So, 22 February 2014 it is then. Japan, Sony’s home country, which has always had a head start on PlayStation hardware, will get PS4 three full months after the US and Europe, and in its place this November we will instead get Vita TV, a newly announced miniature console for playing Vita-compatible games on your TV.
And in a way, it’s no big surprise. Sony has several reasons to leave Japan till last on the PS4 list. Not that Sony can afford to coast in Japan – Xbox might be dead in the water here, but Nintendo is still top dog. Still, with Microsoft Japan labelling Japan a “Tier 2” region that is unlikely to see Xbox One in 2013, coupled with Wii U’s abysmal sales in Japan and everywhere else, Sony probably feels the home front is not at risk just yet.
Also, the PS4’s launch line-up for November holds little appeal for Japanese gamers. With the exception of Deep Down and possibly Knack, these are exactly the sort of titles that no one here will want: shooters (Killzone Shadow Fall and Wolfenstein: The New Order), an overly serious racer (Driveclub) and another Assassin’s Creed game. If pushing back to February means a few more Japan-centric games, such as new Yakuza title Ryu Ga Gotoku: Ishin and another Dynasty Warriors game, it might make for a smoother launch.
(The “sweetener” of a free copy of Knack and an extended warranty intended to appease Japanese PS4 fans, by the way, is being generally derided on Twitter. “Who needs Knack anyway?!” comments one representative user.) Sony had time to get some of those key Japanese titles in place for a November launch, but the fact that it instead chose to focus its energies on the West is revealing.

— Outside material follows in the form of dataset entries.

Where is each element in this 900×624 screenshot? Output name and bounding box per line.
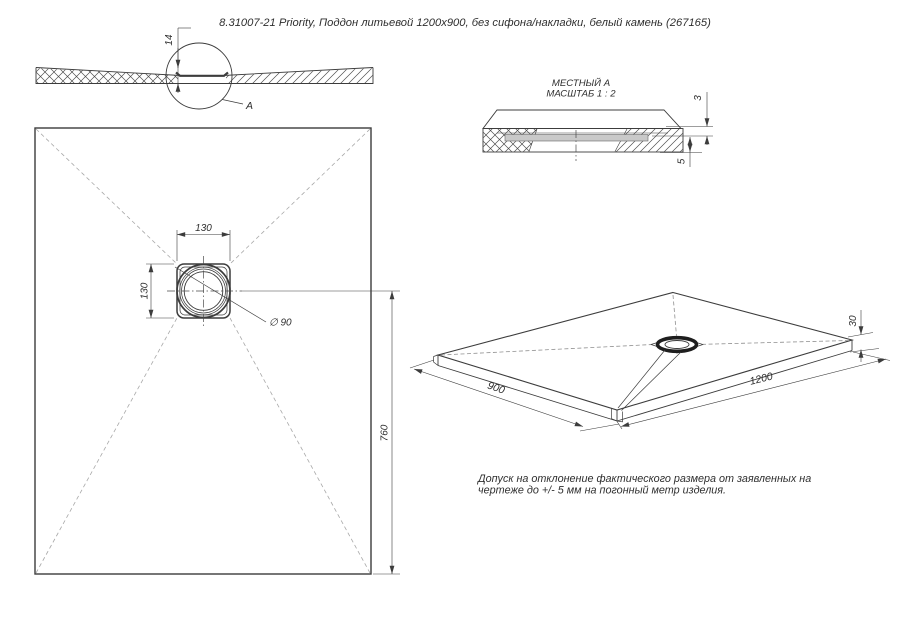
dim-130-height-text: 130 — [139, 282, 151, 300]
dim-3-text: 3 — [693, 95, 704, 101]
tolerance-note — [477, 473, 811, 497]
detail-upper-body — [483, 110, 681, 129]
detail-label-A: A — [246, 100, 254, 112]
dim-760-text: 760 — [379, 424, 391, 442]
plan-drain — [167, 256, 242, 327]
section-drain-plate — [176, 73, 228, 76]
dim-d90 — [175, 267, 292, 329]
dim-d90-text: ∅ 90 — [269, 317, 292, 329]
note-line-2: чертеже до +/- 5 мм на погонный метр изделия. — [478, 484, 727, 497]
detail-view-scale: МАСШТАБ 1 : 2 — [546, 88, 616, 100]
dim-1200 — [617, 352, 890, 429]
plan-slope-diagonals — [36, 129, 370, 573]
dim-900 — [410, 360, 619, 431]
dim-1200-text: 1200 — [748, 370, 775, 388]
drawing-title: 8.31007-21 Priority, Поддон литьевой 1200x900, без сифона/накладки, белый камень (267165) — [219, 17, 711, 29]
section-view — [36, 28, 373, 112]
detail-view — [483, 77, 713, 167]
iso-drain — [651, 337, 703, 354]
dim-760 — [242, 291, 400, 574]
dim-5-text: 5 — [676, 158, 688, 165]
iso-view — [410, 293, 890, 432]
plan-view — [35, 128, 400, 574]
dim-30-text: 30 — [848, 315, 859, 327]
dim-130-width-text: 130 — [195, 223, 212, 234]
iso-left-corner-notch — [434, 355, 439, 366]
dim-14-text: 14 — [164, 34, 175, 46]
detail-leader-line — [222, 100, 243, 105]
detail-drain-flange — [505, 135, 648, 142]
note-line-1: Допуск на отклонение фактического размера от заявленных на — [478, 473, 812, 485]
dim-130-width — [177, 223, 230, 261]
dim-900-text: 900 — [485, 379, 507, 397]
plan-outline — [35, 128, 371, 574]
detail-view-title: МЕСТНЫЙ А — [551, 78, 611, 89]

For one thing, as mentioned above, Sony has less competition in Japan where next-generation home consoles are concerned; its energies are better spent in the West, especially North America, where Xbox 360 has dominated the current generation. And indeed, to this end, PS4 has been designed in America by Brits, Americans and Japanese, with a global audience in mind. After the announcement, Japanese gamers were quick to complain that Japan will be last to its own party, but they’re wrong; Japan was never the host this time around. PS4 simply is not a Japanese console.
And all of this brings us back to PS Vita TV. In Japan more than anywhere, this seems like a stroke of genius on Sony’s part. Japan has all but abandoned home consoles in recent years; 3DS hardware and games consistently top the sales charts and children’s birthday lists, and surpassed the PS3’s lifetime sales in just over a year. And you can barely move on a rush-hour commuter train in Tokyo for casual gamers of all ages and walks of life poking away at Puzzle & Dragons on their smartphones.

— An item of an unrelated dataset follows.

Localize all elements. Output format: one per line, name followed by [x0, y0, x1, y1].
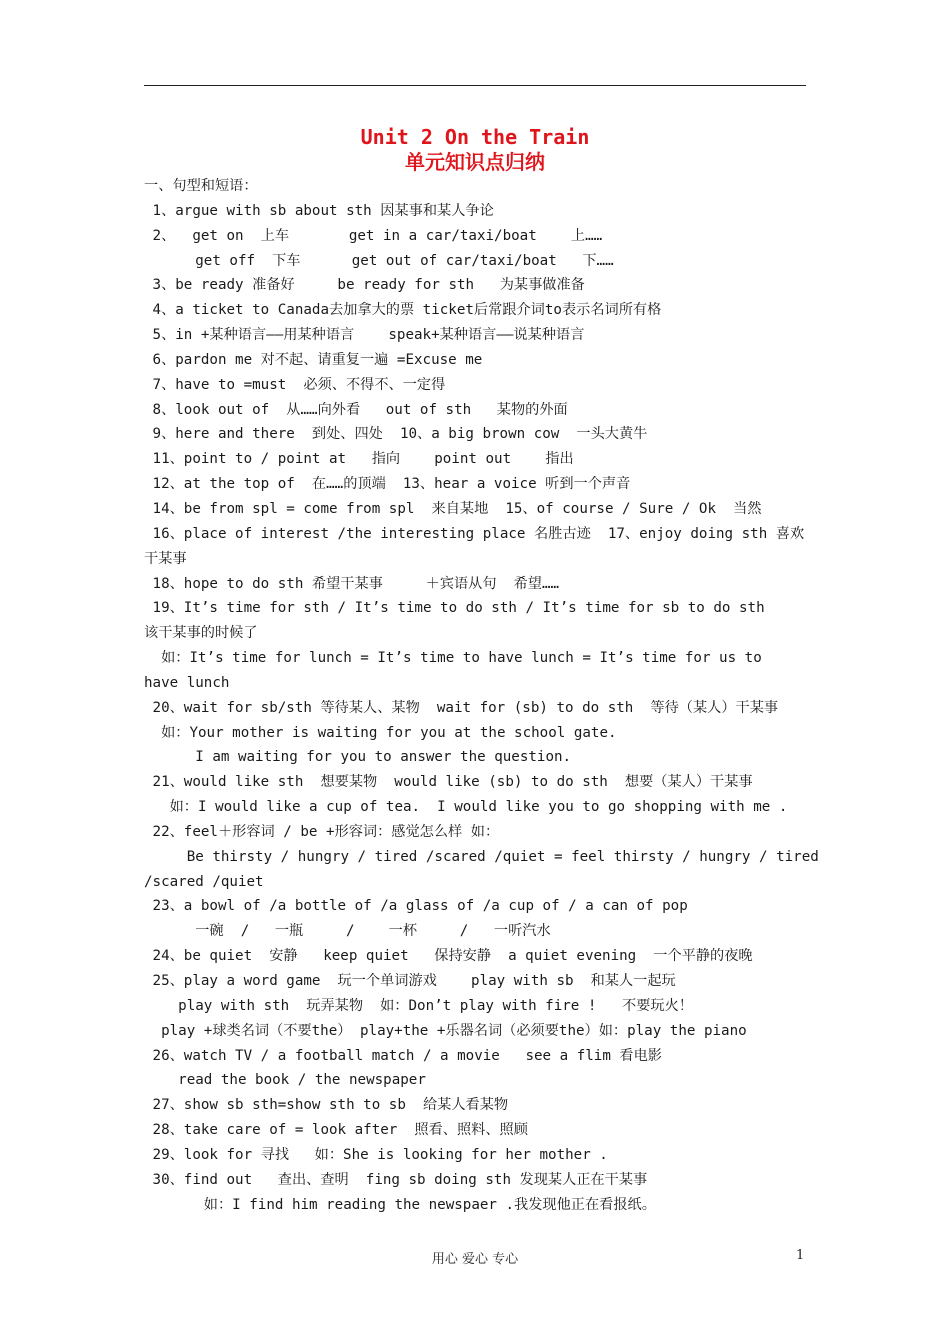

Vita has been left behind, thanks partly to Sony’s loss of the Monster Hunter franchise to Nintendo and a lack of great games, but it is starting to pick up, and Sony probably knows that competing in the portable space in Japan is even more vital than the battle for the living room.
So PS Vita TV could be seen as a Trojan horse. It’s cheap – less than 10,000 Yen (£63.80 / $100) — which makes it more appealing than a 40,000 yen PS4; and it’s small enough to take up little space in a cramped Japanese apartment. Hardcore Vita gamers get a unit that lets them play their games on the go and then plug them straight in to the TV; the causals get a budget console that plays the PSone classics from their childhood, it doubles up as a box for videos services like Hulu and Niconico Douga and they may later be tempted to buy a Vita for taking their library outside. And Sony gets another revenue stream for its Vita content while expanding its user base to hopefully attract more publisher support. If it all really does go wrong for the handheld, at least Sony can salvage some of its outlay with this tasty alternative to an Apple TV.
Sony needs to get the Japanese PS4 launch just right if it is to stand any chance of succeeding where Nintendo has so far failed with Wii U. Frankly, it’s already a long shot. It’s bad news for those of us who will have to wait three more months to join the next generation, but it is a generation whose future is far from guaranteed in Japan. Better late than doomed.